Thursday, September 12, 2019

Hokum - Donnie

Hokum officially begins filming on 23rd, although the first major scene is due to be filmed on the 26th. A tricky scene which will involve a lot of creativity and strong sound design to successfully depict the unfurling chaos and establish the movie’s main characters. From this date we are filming in order, initially, and a lot of useful character exposition will be delivered entirely by their actions in this opening scene. A great weight is being placed on the actors and I am confident I have the right mix of talent to successfully deliver the script and really convey the story. However, the first scene was never the original opening, but the story was developed, quite significantly and has benefitted from a useful back story which will take us the original starting point. Now that was an opening! So, including this scene, whilst still impactful and stark, means it must step up and hit like a sledgehammer. There will be decisions and options, and many will be made at the edit. As it stands, I have a script and a movie which is powerful, linear and unrelenting in its use of symbolism, chaos and violence, but things may be switched around. I still have the option to use the original opener and all of this excites me.
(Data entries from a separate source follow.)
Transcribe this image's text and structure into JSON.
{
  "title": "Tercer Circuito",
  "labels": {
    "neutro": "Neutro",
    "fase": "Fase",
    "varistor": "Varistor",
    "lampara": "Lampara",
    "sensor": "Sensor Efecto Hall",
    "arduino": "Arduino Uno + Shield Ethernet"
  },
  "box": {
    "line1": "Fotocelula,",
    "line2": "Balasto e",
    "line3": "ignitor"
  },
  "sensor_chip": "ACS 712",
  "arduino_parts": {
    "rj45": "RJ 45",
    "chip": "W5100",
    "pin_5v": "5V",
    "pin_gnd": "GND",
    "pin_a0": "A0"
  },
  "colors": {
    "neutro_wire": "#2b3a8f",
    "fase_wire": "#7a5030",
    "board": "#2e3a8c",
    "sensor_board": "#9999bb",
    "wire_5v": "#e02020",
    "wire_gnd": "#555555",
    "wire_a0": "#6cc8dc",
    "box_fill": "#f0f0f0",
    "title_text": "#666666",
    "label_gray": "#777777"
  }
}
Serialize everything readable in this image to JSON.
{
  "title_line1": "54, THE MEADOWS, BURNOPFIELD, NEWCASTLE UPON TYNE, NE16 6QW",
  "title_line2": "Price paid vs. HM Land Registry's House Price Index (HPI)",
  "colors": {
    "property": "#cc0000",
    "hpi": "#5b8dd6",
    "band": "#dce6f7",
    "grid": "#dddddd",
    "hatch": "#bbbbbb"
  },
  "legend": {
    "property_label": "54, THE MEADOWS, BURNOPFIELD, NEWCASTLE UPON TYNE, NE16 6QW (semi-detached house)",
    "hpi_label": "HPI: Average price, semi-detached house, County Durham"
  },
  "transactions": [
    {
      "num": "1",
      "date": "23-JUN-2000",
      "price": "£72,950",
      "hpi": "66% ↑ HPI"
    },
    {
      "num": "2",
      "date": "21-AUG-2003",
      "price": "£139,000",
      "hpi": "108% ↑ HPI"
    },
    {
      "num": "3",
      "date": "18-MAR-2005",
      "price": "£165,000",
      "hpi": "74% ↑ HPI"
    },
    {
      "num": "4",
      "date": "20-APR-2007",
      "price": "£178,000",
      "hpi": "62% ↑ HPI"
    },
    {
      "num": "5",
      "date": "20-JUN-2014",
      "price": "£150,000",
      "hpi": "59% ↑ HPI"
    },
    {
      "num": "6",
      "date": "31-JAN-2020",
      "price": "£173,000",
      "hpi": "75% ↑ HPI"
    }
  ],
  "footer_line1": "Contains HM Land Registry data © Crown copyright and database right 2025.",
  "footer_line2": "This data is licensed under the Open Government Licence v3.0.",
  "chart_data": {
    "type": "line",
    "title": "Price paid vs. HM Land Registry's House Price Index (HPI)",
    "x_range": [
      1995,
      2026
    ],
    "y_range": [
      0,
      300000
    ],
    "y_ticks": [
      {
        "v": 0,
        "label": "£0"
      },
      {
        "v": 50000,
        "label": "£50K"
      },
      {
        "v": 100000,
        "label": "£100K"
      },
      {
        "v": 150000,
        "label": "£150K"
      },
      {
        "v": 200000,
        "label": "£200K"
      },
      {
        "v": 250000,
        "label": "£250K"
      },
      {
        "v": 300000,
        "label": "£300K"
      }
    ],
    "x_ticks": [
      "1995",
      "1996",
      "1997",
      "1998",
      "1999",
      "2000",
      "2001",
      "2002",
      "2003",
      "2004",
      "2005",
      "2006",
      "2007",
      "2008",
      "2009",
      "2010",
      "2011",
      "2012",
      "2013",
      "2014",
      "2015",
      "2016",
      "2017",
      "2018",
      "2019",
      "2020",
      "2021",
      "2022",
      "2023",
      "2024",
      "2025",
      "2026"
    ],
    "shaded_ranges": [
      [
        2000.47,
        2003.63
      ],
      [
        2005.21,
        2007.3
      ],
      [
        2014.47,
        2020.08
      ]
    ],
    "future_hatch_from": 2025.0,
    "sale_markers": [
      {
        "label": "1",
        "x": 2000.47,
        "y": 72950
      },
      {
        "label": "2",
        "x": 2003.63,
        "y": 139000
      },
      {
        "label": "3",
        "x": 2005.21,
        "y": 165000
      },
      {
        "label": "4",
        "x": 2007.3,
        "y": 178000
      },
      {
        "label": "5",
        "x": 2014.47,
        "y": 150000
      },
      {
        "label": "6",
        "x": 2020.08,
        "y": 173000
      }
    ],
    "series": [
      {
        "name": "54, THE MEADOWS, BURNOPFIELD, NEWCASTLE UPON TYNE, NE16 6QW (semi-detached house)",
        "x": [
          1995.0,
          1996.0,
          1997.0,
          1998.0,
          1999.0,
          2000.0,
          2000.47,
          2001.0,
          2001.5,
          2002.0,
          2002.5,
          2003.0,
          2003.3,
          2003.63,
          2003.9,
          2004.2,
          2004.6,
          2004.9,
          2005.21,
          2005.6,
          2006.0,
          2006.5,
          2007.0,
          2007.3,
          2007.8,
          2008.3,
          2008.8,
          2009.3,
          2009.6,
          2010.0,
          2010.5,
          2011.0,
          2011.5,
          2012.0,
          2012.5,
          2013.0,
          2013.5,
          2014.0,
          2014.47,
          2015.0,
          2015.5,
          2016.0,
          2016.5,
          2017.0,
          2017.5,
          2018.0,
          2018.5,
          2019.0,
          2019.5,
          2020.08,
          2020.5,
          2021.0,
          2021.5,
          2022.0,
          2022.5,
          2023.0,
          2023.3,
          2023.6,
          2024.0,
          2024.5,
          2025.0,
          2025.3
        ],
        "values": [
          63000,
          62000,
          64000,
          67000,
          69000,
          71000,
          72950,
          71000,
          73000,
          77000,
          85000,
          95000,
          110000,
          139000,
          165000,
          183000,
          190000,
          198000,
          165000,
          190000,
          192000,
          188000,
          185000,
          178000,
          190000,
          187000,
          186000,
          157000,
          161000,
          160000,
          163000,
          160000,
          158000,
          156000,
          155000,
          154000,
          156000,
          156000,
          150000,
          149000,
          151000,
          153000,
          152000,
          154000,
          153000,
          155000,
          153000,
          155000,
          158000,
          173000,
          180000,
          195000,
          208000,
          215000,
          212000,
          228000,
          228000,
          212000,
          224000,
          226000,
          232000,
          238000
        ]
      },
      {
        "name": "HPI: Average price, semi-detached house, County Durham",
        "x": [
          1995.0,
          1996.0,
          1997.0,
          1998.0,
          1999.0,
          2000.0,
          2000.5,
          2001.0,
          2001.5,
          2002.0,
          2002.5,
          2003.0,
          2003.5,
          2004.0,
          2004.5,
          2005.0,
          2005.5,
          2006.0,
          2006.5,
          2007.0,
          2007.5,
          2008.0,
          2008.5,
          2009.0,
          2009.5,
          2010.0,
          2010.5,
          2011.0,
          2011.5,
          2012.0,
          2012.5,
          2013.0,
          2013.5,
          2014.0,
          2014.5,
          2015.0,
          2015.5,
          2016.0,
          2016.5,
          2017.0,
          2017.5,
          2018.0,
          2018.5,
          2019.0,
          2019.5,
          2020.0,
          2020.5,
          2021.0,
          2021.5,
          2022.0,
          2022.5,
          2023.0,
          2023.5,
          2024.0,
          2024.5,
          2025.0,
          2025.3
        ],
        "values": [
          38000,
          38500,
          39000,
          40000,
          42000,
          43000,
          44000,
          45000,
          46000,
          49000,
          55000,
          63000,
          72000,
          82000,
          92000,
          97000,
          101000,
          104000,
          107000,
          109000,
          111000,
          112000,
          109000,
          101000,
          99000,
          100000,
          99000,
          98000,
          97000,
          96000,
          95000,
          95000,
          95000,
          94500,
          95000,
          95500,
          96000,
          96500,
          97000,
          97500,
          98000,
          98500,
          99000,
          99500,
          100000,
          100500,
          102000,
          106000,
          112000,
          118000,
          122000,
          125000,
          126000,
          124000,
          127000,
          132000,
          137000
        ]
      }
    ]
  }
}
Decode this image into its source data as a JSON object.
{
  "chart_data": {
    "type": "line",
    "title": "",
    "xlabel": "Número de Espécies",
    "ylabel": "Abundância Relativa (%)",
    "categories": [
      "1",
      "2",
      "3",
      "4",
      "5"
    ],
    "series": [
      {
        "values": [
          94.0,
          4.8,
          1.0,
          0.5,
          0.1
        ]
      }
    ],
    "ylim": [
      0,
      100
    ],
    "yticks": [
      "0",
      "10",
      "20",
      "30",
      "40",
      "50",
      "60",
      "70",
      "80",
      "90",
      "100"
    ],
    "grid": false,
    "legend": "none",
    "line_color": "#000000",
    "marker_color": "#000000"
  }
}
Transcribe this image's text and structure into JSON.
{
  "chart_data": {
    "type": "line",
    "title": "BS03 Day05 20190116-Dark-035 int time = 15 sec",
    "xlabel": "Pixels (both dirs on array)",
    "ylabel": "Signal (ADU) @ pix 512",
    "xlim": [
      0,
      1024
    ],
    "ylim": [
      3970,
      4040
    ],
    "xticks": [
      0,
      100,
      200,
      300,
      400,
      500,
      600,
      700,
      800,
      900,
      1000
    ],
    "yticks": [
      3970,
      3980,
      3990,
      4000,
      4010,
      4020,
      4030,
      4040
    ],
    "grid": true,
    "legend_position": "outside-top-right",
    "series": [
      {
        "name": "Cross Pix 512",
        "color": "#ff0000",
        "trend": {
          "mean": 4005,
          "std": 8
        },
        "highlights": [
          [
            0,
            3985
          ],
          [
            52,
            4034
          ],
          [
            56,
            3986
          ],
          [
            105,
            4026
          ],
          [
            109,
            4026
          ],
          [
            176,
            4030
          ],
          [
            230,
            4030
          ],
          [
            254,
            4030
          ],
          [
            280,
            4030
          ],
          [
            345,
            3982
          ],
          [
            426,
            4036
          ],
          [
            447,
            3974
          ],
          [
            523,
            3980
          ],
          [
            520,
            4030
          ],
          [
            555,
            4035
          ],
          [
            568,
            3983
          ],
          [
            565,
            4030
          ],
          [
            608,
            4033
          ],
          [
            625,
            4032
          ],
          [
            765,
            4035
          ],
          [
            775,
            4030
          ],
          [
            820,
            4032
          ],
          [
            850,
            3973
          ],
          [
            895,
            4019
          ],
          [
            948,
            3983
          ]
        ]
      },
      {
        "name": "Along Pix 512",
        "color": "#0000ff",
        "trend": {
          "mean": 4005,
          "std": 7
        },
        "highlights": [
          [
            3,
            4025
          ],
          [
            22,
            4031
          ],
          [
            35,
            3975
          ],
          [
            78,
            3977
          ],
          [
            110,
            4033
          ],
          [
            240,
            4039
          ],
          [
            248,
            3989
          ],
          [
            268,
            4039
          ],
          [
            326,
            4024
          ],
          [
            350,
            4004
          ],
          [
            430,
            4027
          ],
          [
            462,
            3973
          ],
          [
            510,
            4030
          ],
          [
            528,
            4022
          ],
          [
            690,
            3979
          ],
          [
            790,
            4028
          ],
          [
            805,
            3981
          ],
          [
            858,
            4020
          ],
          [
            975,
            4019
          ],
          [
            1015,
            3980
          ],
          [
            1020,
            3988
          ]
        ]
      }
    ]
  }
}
On the 23rd, it’s all the fun of the fair, with a local fair coming to town for 10 days. The script originally had a fairground location, however, the reality of securing such a location and getting it to fit into everyone’s schedule was looking unlikely, until discussions with the council and an understanding of opportunities was properly realised. It’s detail like this which will elevate the story and imagery, as I’ve struggled with these elements in previous productions.

There is no doubt that this whole world and the characters who inhabit it could be used in a feature. The script is already long, probably too long for a short intended for festivals and will run for approximately 22 to 25 minutes. However, this is a time of risks and rising to the challenge.

I met with Jim Low (Donnie) last week and his enthusiasm for the movie and his character imbues a sense of safety and galvanises confidence. I am sure I have the right man for the job, despite some slight consternation from others. Jim, ‘little big man’; a Scot, hailing from Dundee, has a seen a lot and is aware of the personal trappings, frustrations and unrelenting anger that Donnie experiences. He will draw upon his own experiences; people he’s known and will fully inhabit the character. I have no doubt about his capabilities and Jim was my only Donnie, right from the get-go.

The movie focusses heavily on the Major Arcana (Tarot) as part of its mythical conceit, with ‘The Fool’s journey’ being a loose template for Donnie’s chaotic machinations. The Fool clearly being Donnie’s card. I am creating Major Arcana Tarot cards especially for the movie, all of which will be showcased as part of the final production. It really has become a useful and quite often a coincidental template. Each character will have his/her own ‘card’ and the Major Arcana serves as a useful thread to hang everything on. 

Essentially, although there could conceivably be two or three protagonists in this movie, the story is, in my opinion, effectively Donnie’s. An interesting character from which to base the whole premise, perhaps. He has no redeeming qualities and if he’s been coloured correctly, he will be despised by audiences.

I have wrestled with my mixture and potentially meddling combination of distinctive folklore. Tarot, Native American Indian beliefs, demons, shamanism and apparitions all feature. This is truly a creative risk, not least of all as the movie is ostensibly set in England and obviously, not all the imagery present is of Anglo origin.

Invariably, this could be confusing and, in many respects, I don’t fear the reaction. I make things which have an oneiric vibe and can feel slightly off kilter, so it serves. All of this is highly deliberate. This, if worked well, will convey a memorable and intriguing world, which has the capacity to make the viewer feel uneasy and slightly uncomfortable. Conventions are being displaced but in a distinctly atypical way. This is part of my own excitement with it all.

Donnie’s wardrobe is important. All wardrobe is important. Wardrobe and production design is important to me and I have taken great time and considerable expense (out of my own pocket – this movie has no external funding) to pull it together. Again, much of this will undoubtedly be subliminal; barely noticeable, but I’ll know it’s there and an audience would miss it if it wasn’t. This movie needs bold, but decidedly understated sets, and this is what it will have. I am creating all of this myself. It’s a big responsibility. The scenery and setting is an additional character and a major one. That sense of foreboding will be supplied by the walls around each character. We also have a lot of woods. That feeling of being lost in the forest; tangled branches; simulacra in trees. All perfect for Hokum.

Because I think a lot of this production might be taken for granted, despite the massive undertaking, I will attempt (along with everything else!) to document the process of Hokum. Everything created will be showcased on the official website as a kind of ‘Making of…’; a BTS.

It’s begun and it’s about to catch fire.